Do lado israelense, autoridades confirmaram que o número de mortos já passou de 1.400.

Além disso, 242 reféns israelenses ainda se encontram em poder dos extremistas. E Israel já reiterou que não haverá cessar-fogo em Gaza sem a libertação dos prisioneiros israelenses, entre os quais cerca de 30 menores. Do lado israelense, cerca de 1,4 mil mortes foram reportadas, depois do ataque-surpresa do Hamas.

Parentes e conhecidos seguram fotos de pessoas desaparecidas ou mantidas como reféns, como Tamir Adar, Noam Avigdori, Tamar, Elia Toldano, Yafa Adar e Sahar Dan Kalderon, durante uma reunião com um grupo de famílias de reféns e pessoas desaparecidas do Hamas na Assembleia Nacional Francesa, em Paris, em 31 de outubro de 2023. (Foto de Emmanuel Dunand / AFP)
Parentes e conhecidos seguram fotos de pessoas desaparecidas ou mantidas como reféns, como Tamir Adar, Noam Avigdori, Tamar, Elia Toldano, Yafa Adar e Sahar Dan Kalderon, durante uma reunião com um grupo de famílias de reféns e pessoas desaparecidas do Hamas na Assembleia Nacional Francesa, em Paris, em 31 de outubro de 2023. (Foto de Emmanuel Dunand / AFP) AFP - EMMANUEL DUNAND

A Faixa de Gaza continua sem acesso a rede de telefones ou internet. O território palestino de apenas 40 km de comprimento e 11 km de largura, com acesso ao mar Mediterrâneo, foi cortado ao meio pelo conflito, e estrangeiros e cidadãos com dupla nacionalidade tentam desesperadamente sair em direção ao Egito pela passagem de Rafah, ao sul.

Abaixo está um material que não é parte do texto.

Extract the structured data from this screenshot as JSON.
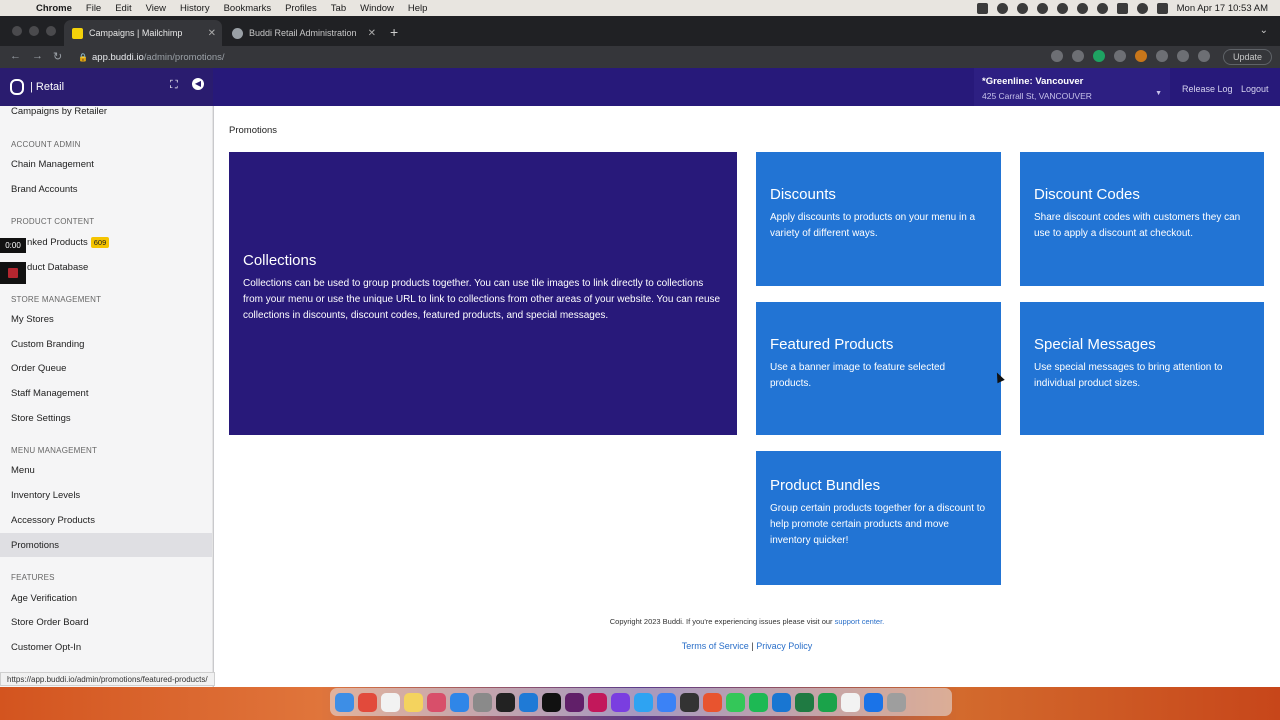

Entre eles, muitos brasileiros, que se amontoam em abrigos numa espera angustiante pela permissão de sair do enclave palestino, bombardeado intensivamente por Israel. Segundo o Itamaraty, ao todo cerca de 14 mil brasileiros vivem em Israel, e outros 6 mil na Palestina.

Hospital Al-Shifa, Cidade de Gaza, 5 de novembro de 2023.
Hospital Al-Shifa, Cidade de Gaza, 5 de novembro de 2023. AFP - BASHAR TALEB

A surpresa

Em 7 de outubro, o Hamas atacou por terra, mar e ar e a mídia estrangeira repercutiu a estupefação do exército israelense. No dia anterior, o Estado judeu havia comemorado o 50º aniversário da Guerra do Yom Kippur. Era Shabat, o dia de descanso dos judeus, e o fim do festival de Sukkot, que celebra o êxodo do povo hebreu do Egito. 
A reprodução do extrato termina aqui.